I’ve been a professional, including teacher, and worked many fields.  I was a Mom, and instantly (late 30s) I was supposed to drop that identity and STOP what i was doing.  But also, bring home the bacon.  But, stay home, barefoot, kind of, and car-less.  Then that didn’t satisfy my confused mate, and towards the end, I was told to work nights, but this didn’t produce any more household cooperation, either in house OR child care.  When I didn’t come up with enough $$ to compensate, I was lectured.  helpers were flown in to lecture me, in front of my daughters, on how to be a wife (this was shortly before I threw him out).  I later did a background check on the particular individual flown in to do this, and it wasn’t pretty.  

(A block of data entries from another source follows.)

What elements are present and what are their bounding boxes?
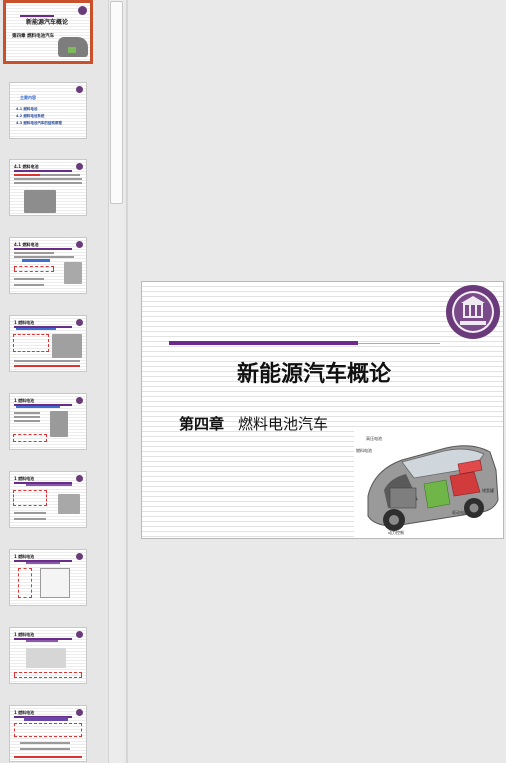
car-label: 动力控制	[388, 530, 404, 535]
thumbnail-text-line	[14, 252, 54, 254]
slide-thumbnail-1[interactable]: 新能源汽车概论 第四章 燃料电池汽车	[3, 0, 93, 64]
fuel-cell-diagram-icon	[58, 494, 80, 514]
thumbnail-title: 主要内容	[20, 95, 36, 100]
thumbnail-callout-box	[18, 568, 32, 598]
university-seal-icon	[76, 397, 83, 404]
university-seal-icon	[78, 6, 87, 15]
university-seal-icon	[76, 475, 83, 482]
thumbnail-table	[40, 568, 70, 598]
thumbnail-text-line	[14, 512, 46, 514]
chapter-number: 第四章	[179, 415, 225, 433]
thumbnail-scrollbar-thumb[interactable]	[110, 1, 123, 204]
thumbnail-highlight-text	[14, 174, 40, 176]
thumbnail-highlight-text	[22, 259, 50, 262]
slide-thumbnail-5[interactable]: 1 燃料电池	[9, 315, 87, 372]
thumbnail-text-line	[14, 518, 46, 520]
slide-thumbnail-3[interactable]: 4.1 燃料电池	[9, 159, 87, 216]
thumbnail-text-line	[40, 174, 80, 176]
thumbnail-accent-bar	[14, 170, 72, 172]
slide-thumbnail-7[interactable]: 1 燃料电池	[9, 471, 87, 528]
car-label: 驱动电机	[452, 510, 468, 515]
slide-thumbnail-8[interactable]: 1 燃料电池	[9, 549, 87, 606]
thumbnail-text-line	[14, 360, 80, 362]
thumbnail-highlight-text	[16, 328, 56, 330]
fuel-cell-image-icon	[24, 190, 56, 213]
fuel-cell-stack-icon	[50, 411, 68, 437]
thumbnail-item: 4.1 燃料电池	[16, 107, 38, 111]
thumbnail-text-line	[14, 256, 74, 258]
thumbnail-text-line	[14, 412, 40, 414]
thumbnail-accent-bar	[14, 248, 72, 250]
thumbnail-item: 4.3 燃料电池汽车的结构原理	[16, 121, 62, 125]
thumbnail-text-line	[14, 182, 82, 184]
university-seal-icon	[76, 241, 83, 248]
thumbnail-text-line	[14, 420, 40, 422]
university-seal-icon	[76, 319, 83, 326]
slide-thumbnail-6[interactable]: 1 燃料电池	[9, 393, 87, 450]
thumbnail-callout-box	[14, 723, 82, 737]
university-seal-icon	[76, 631, 83, 638]
thumbnail-text-line	[14, 416, 40, 418]
university-seal-icon	[76, 86, 83, 93]
thumbnail-highlight-text	[26, 484, 72, 486]
car-label: 燃料电池	[356, 448, 372, 453]
university-seal-icon	[76, 163, 83, 170]
slide-canvas[interactable]: 新能源汽车概论 第四章 燃料电池汽车 高压电池 燃料电池 储氢罐 驱动电机 动力控…	[141, 281, 504, 539]
fuel-cell-image-icon	[64, 262, 82, 284]
chapter-title: 燃料电池汽车	[238, 415, 329, 433]
thumbnail-subtitle: 第四章 燃料电池汽车	[12, 34, 55, 39]
thumbnail-item: 4.2 燃料电池系统	[16, 114, 45, 118]
thumbnail-text-line	[14, 284, 44, 286]
fuel-cell-car-icon	[367, 445, 499, 531]
university-seal-icon	[76, 709, 83, 716]
thumbnail-highlight-text	[14, 756, 82, 758]
thumbnail-highlight-bar	[24, 717, 68, 721]
slide-title[interactable]: 新能源汽车概论	[237, 356, 391, 388]
thumbnail-text-line	[14, 278, 44, 280]
thumbnail-accent-bar	[20, 15, 54, 17]
thumbnail-text-line	[20, 742, 70, 744]
slide-thumbnail-4[interactable]: 4.1 燃料电池	[9, 237, 87, 294]
car-label: 高压电池	[366, 436, 382, 441]
slide-thumbnail-pane[interactable]: 新能源汽车概论 第四章 燃料电池汽车 主要内容 4.1 燃料电池 4.2 燃料电…	[0, 0, 108, 763]
pane-splitter[interactable]	[126, 0, 128, 763]
thumbnail-callout-box	[13, 334, 49, 352]
thumbnail-highlight-text	[16, 406, 60, 408]
fuel-cell-diagram-icon	[52, 334, 82, 358]
thumbnail-title: 新能源汽车概论	[26, 19, 69, 26]
car-label: 储氢罐	[482, 488, 494, 493]
thumbnail-callout-box	[13, 434, 47, 442]
thumbnail-callout-box	[14, 266, 54, 272]
thumbnail-highlight-text	[26, 562, 60, 564]
thumbnail-diagram	[26, 648, 66, 668]
slide-thumbnail-9[interactable]: 1 燃料电池	[9, 627, 87, 684]
thumbnail-text-line	[20, 748, 70, 750]
thumbnail-text-line	[14, 178, 82, 180]
thumbnail-highlight-text	[14, 365, 80, 367]
chapter-heading[interactable]: 第四章 燃料电池汽车	[179, 413, 328, 434]
fuel-cell-car-image[interactable]: 高压电池 燃料电池 储氢罐 驱动电机 动力控制	[354, 430, 503, 538]
university-seal-icon	[446, 285, 500, 339]
thumbnail-callout-box	[14, 672, 82, 678]
thumbnail-callout-box	[13, 490, 47, 506]
university-seal-icon	[76, 553, 83, 560]
slide-thumbnail-2[interactable]: 主要内容 4.1 燃料电池 4.2 燃料电池系统 4.3 燃料电池汽车的结构原理	[9, 82, 87, 139]
slide-thumbnail-10[interactable]: 1 燃料电池	[9, 705, 87, 762]
thumbnail-highlight-text	[26, 640, 58, 642]
title-accent-bar	[169, 341, 358, 345]
title-accent-line	[358, 343, 440, 344]
thumbnail-car-detail	[68, 47, 76, 53]
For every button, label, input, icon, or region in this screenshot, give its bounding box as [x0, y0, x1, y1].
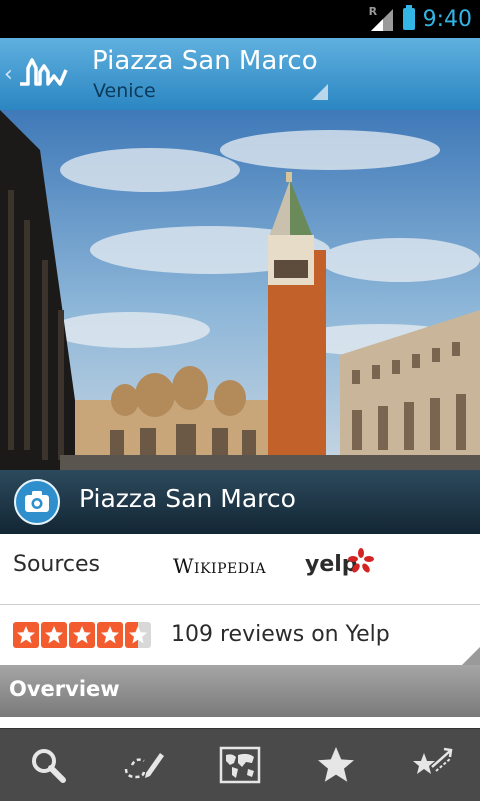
- star-arrow-icon: [413, 747, 453, 774]
- reviews-count: 109 reviews on Yelp: [171, 622, 390, 647]
- overview-header[interactable]: Overview: [0, 665, 480, 717]
- clock: 9:40: [422, 6, 472, 32]
- star-icon: [69, 622, 95, 648]
- roaming-label: R: [368, 5, 378, 18]
- star-icon: [41, 622, 67, 648]
- star-icon: [318, 747, 354, 782]
- more-button[interactable]: [402, 735, 462, 795]
- yelp-burst-icon: [348, 548, 374, 573]
- wikipedia-label: Wikipedia: [173, 554, 267, 578]
- hero-photo[interactable]: [0, 110, 480, 470]
- expand-corner-icon: [462, 647, 480, 665]
- half-star-icon: [125, 622, 151, 648]
- world-map-icon: [219, 746, 261, 784]
- favorites-button[interactable]: [306, 735, 366, 795]
- app-logo-icon[interactable]: [18, 54, 70, 94]
- dropdown-indicator-icon[interactable]: [312, 84, 328, 100]
- photo-title: Piazza San Marco: [79, 484, 296, 513]
- route-button[interactable]: [114, 735, 174, 795]
- back-chevron-icon[interactable]: ‹: [4, 62, 13, 87]
- reviews-row[interactable]: 109 reviews on Yelp: [0, 605, 480, 665]
- status-icons: R 9:40: [369, 4, 472, 34]
- signal-icon: R: [368, 5, 395, 31]
- overview-label: Overview: [9, 677, 120, 701]
- sources-label: Sources: [13, 552, 101, 577]
- photo-caption-bar: Piazza San Marco: [0, 470, 480, 534]
- page-title: Piazza San Marco: [92, 46, 318, 76]
- sources-row: Sources Wikipedia yelp: [0, 534, 480, 605]
- camera-button[interactable]: [14, 479, 60, 525]
- rating-stars: [13, 622, 151, 648]
- search-button[interactable]: [18, 735, 78, 795]
- status-bar: R 9:40: [0, 0, 480, 38]
- battery-icon: [402, 5, 415, 30]
- star-icon: [97, 622, 123, 648]
- map-button[interactable]: [210, 735, 270, 795]
- wikipedia-link[interactable]: Wikipedia: [173, 554, 266, 578]
- action-bar: ‹ Piazza San Marco Venice: [0, 38, 480, 110]
- route-pencil-icon: [124, 753, 164, 779]
- camera-icon: [25, 491, 49, 512]
- bottom-nav: [0, 728, 480, 801]
- star-icon: [13, 622, 39, 648]
- search-icon: [32, 749, 66, 783]
- city-subtitle[interactable]: Venice: [93, 80, 156, 102]
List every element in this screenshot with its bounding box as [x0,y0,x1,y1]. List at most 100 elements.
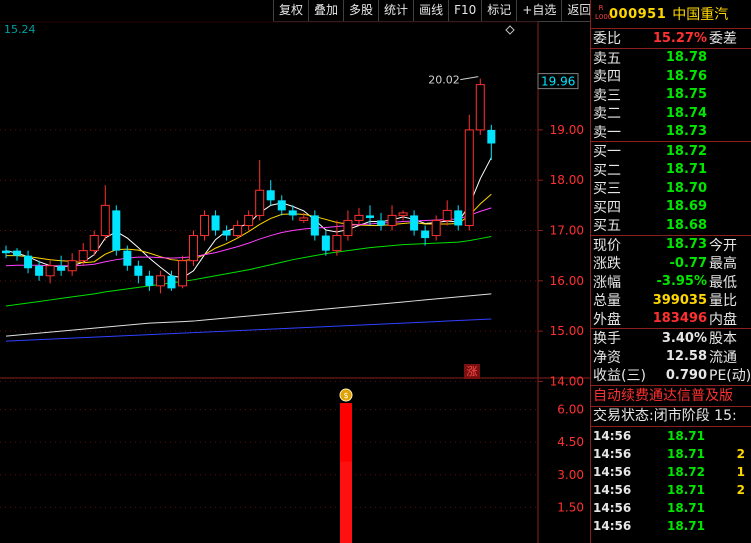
candle-body [222,230,231,236]
volume-tick-label: 1.50 [557,500,584,514]
quote-panel: R L000 000951 中国重汽 委比 15.27% 委差 卖五 18.78 卖四… [590,0,751,543]
trade-row[interactable]: 14:56 18.71 [591,427,751,445]
limit-up-badge[interactable]: 涨 [464,364,480,379]
stat2-row[interactable]: 净资 12.58 流通 [591,348,751,367]
buy-book: 买一 18.72 买二 18.71 买三 18.70 买四 18.69 买五 18.68 [591,142,751,235]
candle-body [421,230,430,239]
stat-row[interactable]: 涨幅 -3.95% 最低 [591,273,751,292]
ask-value: 18.74 [665,105,707,121]
candle-body [487,129,496,144]
price-tick-label: 14.00 [550,374,584,388]
candle-body [387,214,397,226]
stat-extra-label: 最低 [709,274,737,291]
money-bag-symbol: $ [343,391,348,400]
stat-value: -0.77 [669,255,707,271]
stat-row[interactable]: 总量 399035 量比 [591,291,751,310]
candle-body [67,260,77,272]
stat-value: -3.95% [656,274,708,290]
stat-label: 涨幅 [593,274,621,291]
price-tick-label: 16.00 [550,274,584,288]
ask-value: 18.78 [665,50,707,66]
candle-body [410,215,419,231]
stat2-label: 净资 [593,349,621,366]
top-left-value: 15.24 [4,23,36,36]
bid-row[interactable]: 买五 18.68 [591,216,751,235]
candle-body [200,214,210,237]
bid-row[interactable]: 买二 18.71 [591,161,751,180]
r-badge: R L000 [595,4,613,21]
trade-volume: 1 [736,464,745,479]
stat-value: 183496 [652,311,707,327]
bid-value: 18.68 [665,217,707,233]
bid-row[interactable]: 买四 18.69 [591,198,751,217]
trade-row[interactable]: 14:56 18.71 [591,499,751,517]
ask-row[interactable]: 卖二 18.74 [591,104,751,123]
trade-row[interactable]: 14:56 18.71 [591,517,751,535]
trade-time: 14:56 [593,464,632,479]
ask-label: 卖四 [593,69,621,86]
trade-price: 18.71 [667,518,705,533]
candle-body [134,265,143,276]
trade-volume: 2 [736,446,745,461]
bid-row[interactable]: 买三 18.70 [591,179,751,198]
sell-book: 卖五 18.78 卖四 18.76 卖三 18.75 卖二 18.74 卖一 18.73 [591,49,751,142]
bid-label: 买二 [593,162,621,179]
ask-label: 卖三 [593,87,621,104]
candle-body [13,250,22,256]
ask-row[interactable]: 卖三 18.75 [591,86,751,105]
trade-time: 14:56 [593,518,632,533]
bid-value: 18.72 [665,143,707,159]
price-tick-label: 18.00 [550,173,584,187]
ask-row[interactable]: 卖五 18.78 [591,49,751,68]
ticker-text[interactable]: 自动续费通达信普及版 [591,386,751,406]
price-tick-label: 15.00 [550,324,584,338]
stat2-extra-label: 流通 [709,349,737,366]
stat-value: 399035 [652,292,707,308]
candle-body [35,265,44,276]
ma-line [5,236,492,307]
candle-body [177,260,187,287]
stat-extra-label: 量比 [709,293,737,310]
candle-body [442,209,452,221]
candle-body [145,275,154,286]
bid-value: 18.69 [665,199,707,215]
trade-time: 14:56 [593,482,632,497]
trade-list[interactable]: 14:56 18.71 14:56 18.71 2 14:56 18.72 1 14:56 18.… [591,427,751,535]
stat-row[interactable]: 涨跌 -0.77 最高 [591,254,751,273]
candle-body [100,204,110,237]
trade-row[interactable]: 14:56 18.71 2 [591,445,751,463]
bid-label: 买一 [593,144,621,161]
stat2-label: 换手 [593,331,621,348]
ask-label: 卖二 [593,106,621,123]
candle-body [365,215,374,218]
trade-price: 18.72 [667,464,705,479]
stat2-row[interactable]: 换手 3.40% 股本 [591,329,751,348]
diamond-icon [505,25,515,35]
trade-row[interactable]: 14:56 18.72 1 [591,463,751,481]
bid-label: 买三 [593,181,621,198]
trade-price: 18.71 [667,482,705,497]
high-price-annotation: 20.02 [428,74,460,87]
stat-row[interactable]: 外盘 183496 内盘 [591,310,751,329]
trade-time: 14:56 [593,500,632,515]
ask-value: 18.73 [665,124,707,140]
candle-body [189,235,199,262]
stat2-value: 3.40% [661,330,707,346]
stat2-row[interactable]: 收益(三) 0.790 PE(动) [591,366,751,385]
candle-body [277,200,286,211]
kline-chart[interactable]: 19.00 18.00 17.00 16.00 15.00 14.00 6.00 4.50 3.… [0,0,590,543]
ask-row[interactable]: 卖四 18.76 [591,67,751,86]
weibi-row: 委比 15.27% 委差 [591,29,751,48]
trade-row[interactable]: 14:56 18.71 2 [591,481,751,499]
candle-body [155,275,165,287]
bid-label: 买五 [593,218,621,235]
stat2-value: 0.790 [665,367,707,383]
weibi-value: 15.27% [652,30,707,46]
bid-row[interactable]: 买一 18.72 [591,142,751,161]
candle-body [233,224,243,237]
stat-row[interactable]: 现价 18.73 今开 [591,236,751,255]
price-tick-label: 17.00 [550,224,584,238]
stat-value: 18.73 [665,237,707,253]
ask-row[interactable]: 卖一 18.73 [591,123,751,142]
ma-line [5,318,492,342]
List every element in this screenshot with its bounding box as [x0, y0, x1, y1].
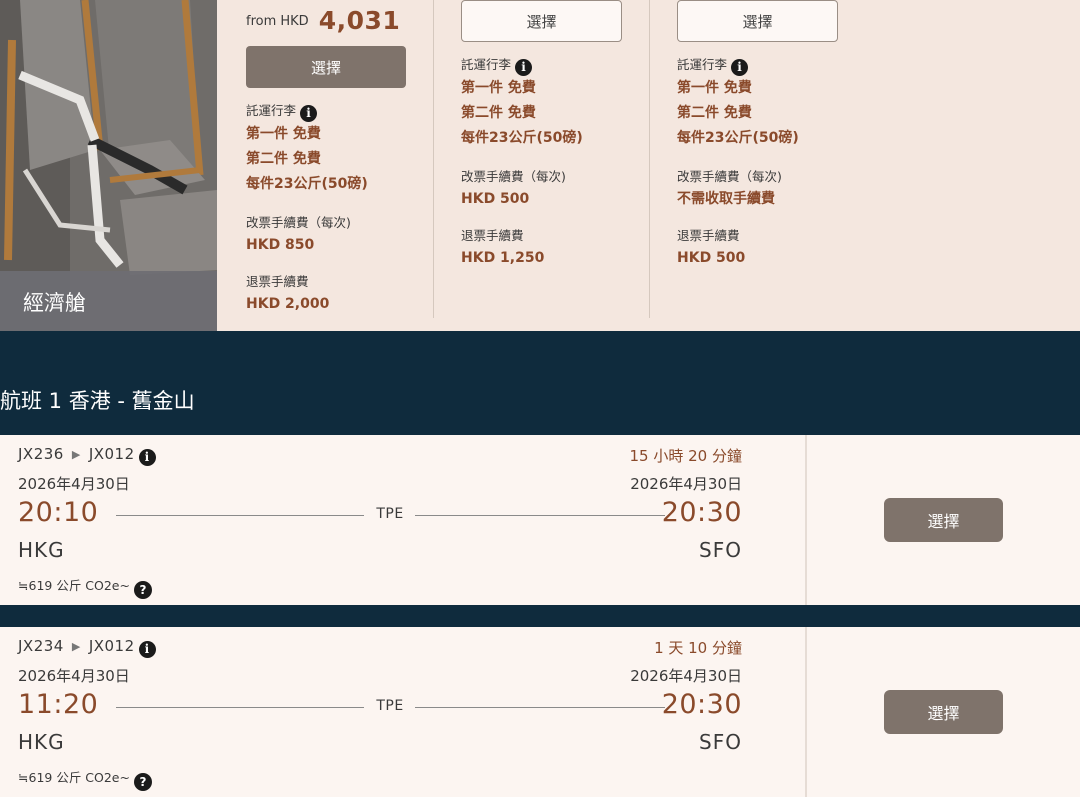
flight-number: JX234 [18, 637, 64, 655]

I then (mid-40s) took legal action to protect myself (himself, given the context) and our children.  I began repairing and rebuilding, and taking care of the children AND working.  Child support was finally ordered.  I moved for a fresh start, and then the hounding me, advising, lecturing, and attempting to direct me (not how to be a wife, but how to be a single Mom), came in, from another male (who had never raised kids), the same one that wasn’t smart enough to help us get a restraining order, or intervene in the wife-beating.  When I deterred from this enforced “advice,” the punishments resumed – out of court, in the courts, and economically.  I therefore had to restructure HOW to provide for us, and I had only two hands, not three.  Work, household, children was enough.  Fending off intruders and learning legalese was not on the map.

It is now.

I was told, then (approaching 50s here…) I was TOO enmeshed with the kids, then (as child support was withheld and jobs were lost, around the family law system) I was “abandoning them at home alone” (approximate quote), which, apart from being untrue, referred to at most, perhaps 4 hours a week of evening work, in my profession, necessitated by the prior reversal of schedules brought on by the court actions.  This is called knee-jerk co-parenting. It’s impossible, and not good for kids.


Women, sirs, are generally short of time, and frequently finances also.  If you want something done right the first time, perhaps you ought to ask us.  I believe that, generally speaking, we know the value of our time, our $$ (and yours) and I find it hard to believe that a growing being that spent +/- 9 months inside us is just a piece of property, or a meal ticket.  When and where that has happened, whose institutions has that young mother come through to start with?

Individually, and collectively,

we are personally unavailable for scapegoating from here on out.


For a counterbalancing view, see Chesler’s “Woman’s Inhumanity to Woman.”  It happens.